During the dry brining process the salty brine permeates into the meat and evenly distributes itself through a process called diffusion: moving from places of high concentration to low concentration.
Dry Brining Prime Rib: Directions To Flavortown
By now you should be part of the movement that believes dry brining is the way to go with prepping a prime rib.
Here’s how to make and apply a simple brine rub that’ll do exactly what it needs to.
Choosing The Best Eligible Meat Bachelor
Find yourself a nice-looking prime rib. As much marbling as possible and an even shape as possible.
Boned or boneless, that’s up to you, but bone-in prime rib almost always wins from a flavor and juiciness perspective.
If you plan to serve prime rib as the main course, you’ll want to account for at least 1 pound of raw prime rib per person.
Salting Time: Making The Brine
Some people use sea salt, some people use rock salt. Although I think kosher salt is king, honestly you can use any salt.
Although I’ve seen people going pretty crazy with the amount of salt they use, you really only need about a teaspoon of salt per pound of prime rib.
You can optionally add other herbs or spices to the mix, though it will really only be the salt that works it’s brining magic.
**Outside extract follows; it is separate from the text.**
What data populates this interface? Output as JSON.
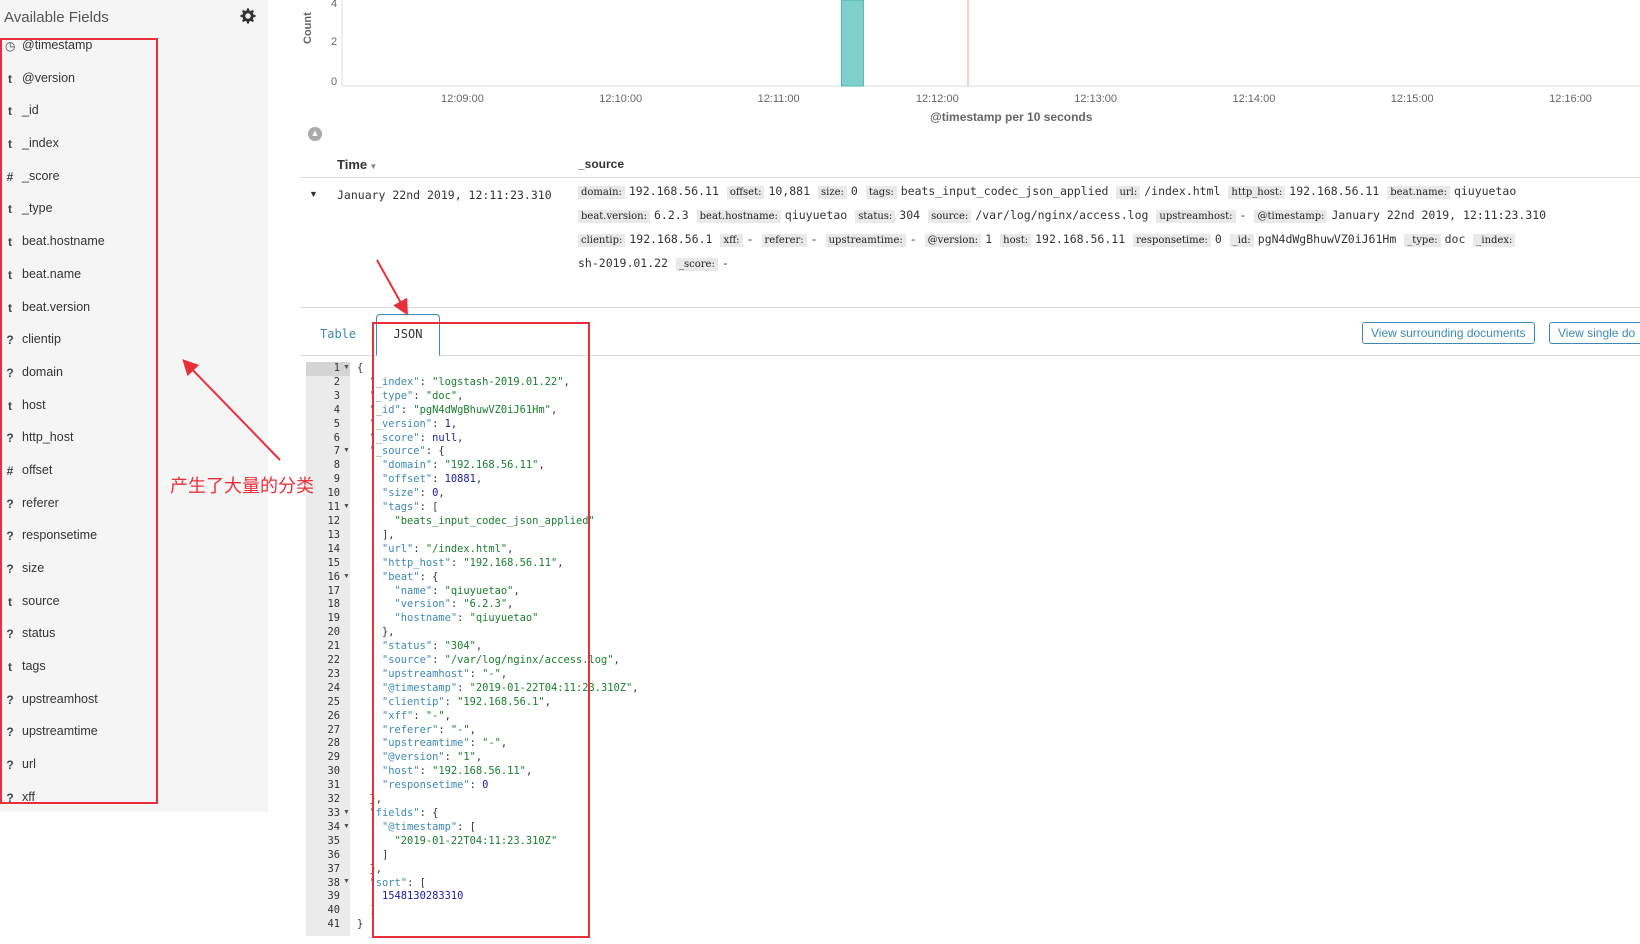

When It’s Time To Dry Brine
When it’s time to dry brine your prime rib, don’t overthink it. It’s really not rocket science and you really can’t go wrong.
Just relax, remember your training, and evenly coat the prime rib in the salt, being sure to cover every side.
How Long To Wait While Dry Brining Prime Rib?
To feel the full effect of the brining process, you’ll want to wait at least 8 hours or overnight. You’ll get 80% of all the goodness from the brining process this way, without becoming too impatient.
If you have the luxury of time, then you can choose to leave it on for 24-48 hours to harness the full effects of the dry brining process.
After applying the dry salt brine, cover your prime rib in something like baking paper (loosely) and it into the refrigerator for your desired amount of time.
Can You Dry Brine Prime Rib Too Long?
The sweet spot for brining is between about 8 and 48 hours, but it is possible to over brine your prime rib.
Although people’s first thoughts go to “perhaps it was dry brined too long”, it’s more often than note a combination of:
- Adding too much salt to the original brine
- Leaving your prime rib brining for more than 48 hours
- Adding MORE salt and seasonings before or after the cook
Prime rib CAN take on a lot of salt and still taste incredibly rich and beefy, but there is a limit!
The best advice I can give to avoiding over-brined prime rib is to limit the amount of additional seasoning you add after the brining process.
Wrap Up: Dry Brining Prime Rib For The Win
Hold on a minute, I’m just putting my recently knocked-off socks back on my feet.
You see, I just had the most melt-in-your-mouth moist morsel of prime rib.
The secret? The dry brining process which takes the tenderness, juiciness, and flavor to new heights.
If you don’t believe me then you’ve just got to try it for yourself!